Raising a happy and healthy Child is a one of the most challenging, yet the "only job" a parent should be successful at. Mostly it is fun, unless the parents don't know how to study how a kid's mind works. It is rightly said that "child is the father of man." Children are extremely intelligent and understand a lot more than an adult would think.
Hence, it's extremely important to be the ideal role model for your infant. Every word, sound, relationship, and action that your child observes is understood and processed by him/her. Normally, we tend to act according to our gut or behave the way our parents did with us.
The amount of independence, trust, affection, discipline you grant to your child, will form his/her behaviour for life. The Parenting technique that worked for you, might not work for your kid. Let's see what other techniques a parent can consider for their child to be content and happy in the long run:
Authoritarian
These are extremely strict and controlling. They strongly believe in discipline, obedience and clearly stated rules that they expect their child to follow, rigorously. The child is punished if the rules aren't followed. Such parents don't believe in reasoning, but for the child to blindly follow as stated. These parents are supremely demanding, and cause their child to have very low self-esteem, are timid, and discourage spontaneity.
Authoritative
These parents know the balance between making your child listen to you, while also granting them the independence to express and reason it out. While retaining their authority and control, they also have a warmer content with their child. Thus, the children are assertive, competitive, socially responsible and independent.
Researchers say that the best-adjusted children have been brought up by authoritative parents. Both the styles have high expectations for children, but the authoritative parents encourage freedom of expression.
Helicopter Parenting
Parents usually indulge in this style of parenting when the parents themselves have felt unloved in their own childhood, or when they're over-protective about their child's safety and future, or when they're not ready to take chances as they know their involvement in their child's activities will guarantee their child's success, or when they observe other over-involved parents and feel anxious.
Such parenting decreases the child's confidence and self-esteem, increase their anxiety, and their coping skills are generally underdeveloped.
Permissive
Permissive parents are affectionate and accepting, while they are hardly demanding. This can be caused because of the parents raised in a poverty-stricken environment, or because they didn't always get what they wished for from their parent. Thus, they make it their life-mission to provide all that the child asks for, without questioning whether it would be appropriate. They view their maturing child as an adult and try to be a pal to their child hardly behaving like a parent. This results in the child to be brash, snobbish, intolerant and unable to adjust.
Uninvolved
This style of parenting demands nothing and gives nothing except freedom, in return. This kind of freedom can verge on being neglect and is extremely unhealthy for the child.
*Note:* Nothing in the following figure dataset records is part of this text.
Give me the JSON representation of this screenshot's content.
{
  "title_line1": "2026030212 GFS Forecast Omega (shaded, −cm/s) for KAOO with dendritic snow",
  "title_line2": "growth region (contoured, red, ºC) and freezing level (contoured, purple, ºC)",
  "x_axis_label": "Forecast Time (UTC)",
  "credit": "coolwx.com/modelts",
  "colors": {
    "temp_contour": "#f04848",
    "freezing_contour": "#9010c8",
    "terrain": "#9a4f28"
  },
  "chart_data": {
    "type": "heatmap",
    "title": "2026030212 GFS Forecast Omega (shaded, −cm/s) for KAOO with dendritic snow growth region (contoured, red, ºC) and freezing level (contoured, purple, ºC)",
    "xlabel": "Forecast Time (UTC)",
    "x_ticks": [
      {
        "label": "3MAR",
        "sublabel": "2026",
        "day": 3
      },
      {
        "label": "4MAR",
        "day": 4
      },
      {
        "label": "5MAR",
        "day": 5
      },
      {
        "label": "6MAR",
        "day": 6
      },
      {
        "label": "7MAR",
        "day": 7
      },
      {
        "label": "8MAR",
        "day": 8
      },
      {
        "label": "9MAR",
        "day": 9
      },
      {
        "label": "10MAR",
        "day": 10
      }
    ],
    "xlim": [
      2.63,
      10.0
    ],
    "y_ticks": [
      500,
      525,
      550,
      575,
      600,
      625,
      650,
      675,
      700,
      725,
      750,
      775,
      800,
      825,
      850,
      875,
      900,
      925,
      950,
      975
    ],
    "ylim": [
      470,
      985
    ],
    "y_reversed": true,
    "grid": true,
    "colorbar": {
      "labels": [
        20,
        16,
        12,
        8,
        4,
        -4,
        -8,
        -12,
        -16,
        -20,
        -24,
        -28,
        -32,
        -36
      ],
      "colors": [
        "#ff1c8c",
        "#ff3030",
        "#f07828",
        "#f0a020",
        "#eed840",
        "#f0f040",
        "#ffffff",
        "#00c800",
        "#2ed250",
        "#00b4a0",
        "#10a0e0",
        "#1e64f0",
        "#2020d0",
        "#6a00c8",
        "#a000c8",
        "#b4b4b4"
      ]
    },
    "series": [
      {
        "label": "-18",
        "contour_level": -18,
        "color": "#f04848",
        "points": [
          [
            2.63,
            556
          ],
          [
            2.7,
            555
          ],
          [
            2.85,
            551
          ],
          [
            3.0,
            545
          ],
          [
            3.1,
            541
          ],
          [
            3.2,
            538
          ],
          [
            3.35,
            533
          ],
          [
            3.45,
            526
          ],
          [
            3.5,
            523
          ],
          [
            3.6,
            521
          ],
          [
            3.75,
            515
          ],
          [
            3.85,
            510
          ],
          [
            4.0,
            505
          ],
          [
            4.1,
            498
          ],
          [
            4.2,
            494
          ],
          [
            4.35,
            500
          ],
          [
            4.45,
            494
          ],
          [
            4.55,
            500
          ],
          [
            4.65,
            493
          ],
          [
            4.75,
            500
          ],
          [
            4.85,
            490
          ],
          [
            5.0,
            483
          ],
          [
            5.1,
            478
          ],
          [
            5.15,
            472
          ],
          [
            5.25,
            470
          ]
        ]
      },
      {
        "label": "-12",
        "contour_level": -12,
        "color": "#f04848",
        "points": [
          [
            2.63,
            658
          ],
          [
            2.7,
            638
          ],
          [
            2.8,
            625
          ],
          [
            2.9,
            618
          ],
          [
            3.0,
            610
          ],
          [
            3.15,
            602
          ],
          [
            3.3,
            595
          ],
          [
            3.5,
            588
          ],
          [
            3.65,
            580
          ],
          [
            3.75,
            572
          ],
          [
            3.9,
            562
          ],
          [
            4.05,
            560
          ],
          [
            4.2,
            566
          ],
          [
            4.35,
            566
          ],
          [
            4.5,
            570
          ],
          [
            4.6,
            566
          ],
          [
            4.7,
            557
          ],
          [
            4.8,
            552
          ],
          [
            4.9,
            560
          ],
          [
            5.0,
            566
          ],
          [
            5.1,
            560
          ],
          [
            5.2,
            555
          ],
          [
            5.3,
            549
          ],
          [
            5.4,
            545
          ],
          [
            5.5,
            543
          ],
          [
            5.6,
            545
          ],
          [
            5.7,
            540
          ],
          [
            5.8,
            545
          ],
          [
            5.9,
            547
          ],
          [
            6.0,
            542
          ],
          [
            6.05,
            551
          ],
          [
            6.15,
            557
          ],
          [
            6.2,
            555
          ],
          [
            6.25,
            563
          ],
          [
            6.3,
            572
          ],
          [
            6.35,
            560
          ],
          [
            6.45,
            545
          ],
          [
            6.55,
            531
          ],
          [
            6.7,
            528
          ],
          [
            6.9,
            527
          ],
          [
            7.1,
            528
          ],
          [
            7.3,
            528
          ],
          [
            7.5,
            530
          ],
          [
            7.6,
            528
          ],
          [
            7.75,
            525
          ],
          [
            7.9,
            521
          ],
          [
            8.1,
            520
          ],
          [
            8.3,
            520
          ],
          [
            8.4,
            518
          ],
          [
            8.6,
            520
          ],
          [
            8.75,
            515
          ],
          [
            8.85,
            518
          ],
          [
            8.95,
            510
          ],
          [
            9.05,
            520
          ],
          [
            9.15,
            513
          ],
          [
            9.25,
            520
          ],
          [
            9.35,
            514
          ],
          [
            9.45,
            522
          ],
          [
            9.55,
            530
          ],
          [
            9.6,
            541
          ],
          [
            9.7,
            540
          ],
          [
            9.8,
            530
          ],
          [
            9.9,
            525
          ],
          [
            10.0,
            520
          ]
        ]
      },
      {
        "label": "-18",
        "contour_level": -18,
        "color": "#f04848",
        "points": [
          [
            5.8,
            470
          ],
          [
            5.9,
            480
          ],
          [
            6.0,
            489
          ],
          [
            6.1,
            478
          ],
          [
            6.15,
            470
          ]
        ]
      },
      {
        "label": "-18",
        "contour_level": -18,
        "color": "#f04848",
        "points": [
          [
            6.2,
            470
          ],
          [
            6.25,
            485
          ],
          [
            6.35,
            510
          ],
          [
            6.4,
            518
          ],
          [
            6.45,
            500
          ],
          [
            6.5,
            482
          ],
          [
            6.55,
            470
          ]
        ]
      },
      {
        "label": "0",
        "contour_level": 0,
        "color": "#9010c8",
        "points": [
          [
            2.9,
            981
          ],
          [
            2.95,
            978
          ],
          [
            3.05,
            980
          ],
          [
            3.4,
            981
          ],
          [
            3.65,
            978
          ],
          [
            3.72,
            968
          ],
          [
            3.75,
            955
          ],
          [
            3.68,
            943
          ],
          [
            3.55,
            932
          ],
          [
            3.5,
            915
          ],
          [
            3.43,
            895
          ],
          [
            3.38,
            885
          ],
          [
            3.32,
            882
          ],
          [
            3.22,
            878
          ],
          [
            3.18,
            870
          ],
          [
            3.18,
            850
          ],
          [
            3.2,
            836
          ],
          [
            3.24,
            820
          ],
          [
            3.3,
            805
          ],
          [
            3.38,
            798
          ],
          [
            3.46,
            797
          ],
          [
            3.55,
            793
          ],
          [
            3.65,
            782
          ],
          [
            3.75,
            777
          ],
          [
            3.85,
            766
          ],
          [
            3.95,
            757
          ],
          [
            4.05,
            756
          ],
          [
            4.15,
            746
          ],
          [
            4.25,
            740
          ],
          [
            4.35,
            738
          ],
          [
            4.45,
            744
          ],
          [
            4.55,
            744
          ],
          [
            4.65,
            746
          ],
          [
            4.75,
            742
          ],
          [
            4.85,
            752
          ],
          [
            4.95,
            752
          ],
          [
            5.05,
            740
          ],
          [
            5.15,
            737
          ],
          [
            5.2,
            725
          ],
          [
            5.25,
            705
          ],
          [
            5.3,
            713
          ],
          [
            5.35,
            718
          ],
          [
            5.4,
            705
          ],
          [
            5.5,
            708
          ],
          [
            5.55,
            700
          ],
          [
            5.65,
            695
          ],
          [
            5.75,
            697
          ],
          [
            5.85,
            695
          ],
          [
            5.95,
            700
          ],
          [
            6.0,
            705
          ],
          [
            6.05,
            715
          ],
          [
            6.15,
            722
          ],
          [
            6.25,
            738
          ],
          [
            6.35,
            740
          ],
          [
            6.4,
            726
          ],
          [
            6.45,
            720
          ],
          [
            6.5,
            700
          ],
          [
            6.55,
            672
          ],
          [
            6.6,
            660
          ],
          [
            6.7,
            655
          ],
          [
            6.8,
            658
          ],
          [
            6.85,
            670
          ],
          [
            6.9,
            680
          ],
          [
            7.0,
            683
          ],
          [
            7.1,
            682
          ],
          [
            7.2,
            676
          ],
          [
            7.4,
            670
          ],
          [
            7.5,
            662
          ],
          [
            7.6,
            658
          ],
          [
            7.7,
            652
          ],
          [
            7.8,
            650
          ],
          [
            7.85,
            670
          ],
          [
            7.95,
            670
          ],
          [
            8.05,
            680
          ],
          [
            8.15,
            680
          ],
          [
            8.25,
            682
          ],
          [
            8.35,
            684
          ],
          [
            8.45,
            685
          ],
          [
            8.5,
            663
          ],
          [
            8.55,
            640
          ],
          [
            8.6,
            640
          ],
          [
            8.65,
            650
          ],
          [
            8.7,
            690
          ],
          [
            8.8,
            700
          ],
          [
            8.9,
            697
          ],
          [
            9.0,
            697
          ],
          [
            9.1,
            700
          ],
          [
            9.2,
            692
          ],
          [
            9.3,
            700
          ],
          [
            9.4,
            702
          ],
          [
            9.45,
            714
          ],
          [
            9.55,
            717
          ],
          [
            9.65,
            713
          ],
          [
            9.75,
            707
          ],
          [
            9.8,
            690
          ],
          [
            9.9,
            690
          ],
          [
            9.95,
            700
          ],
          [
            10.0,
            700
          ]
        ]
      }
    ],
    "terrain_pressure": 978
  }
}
Parenting is not to be taken lightly. As important as studying pregnancy and labour are, it is equally important to study parenting styles and to know which parenting style works best for your child, as the coping method of each child is different. It is also advantageous to have a session with your therapist or a child psychologist, to have an in-depth discussion regarding the same. Yes, it is true that you know your child best, but it is also true that taking advice from the experts will only help your child to be content and affectionate towards you, gradually.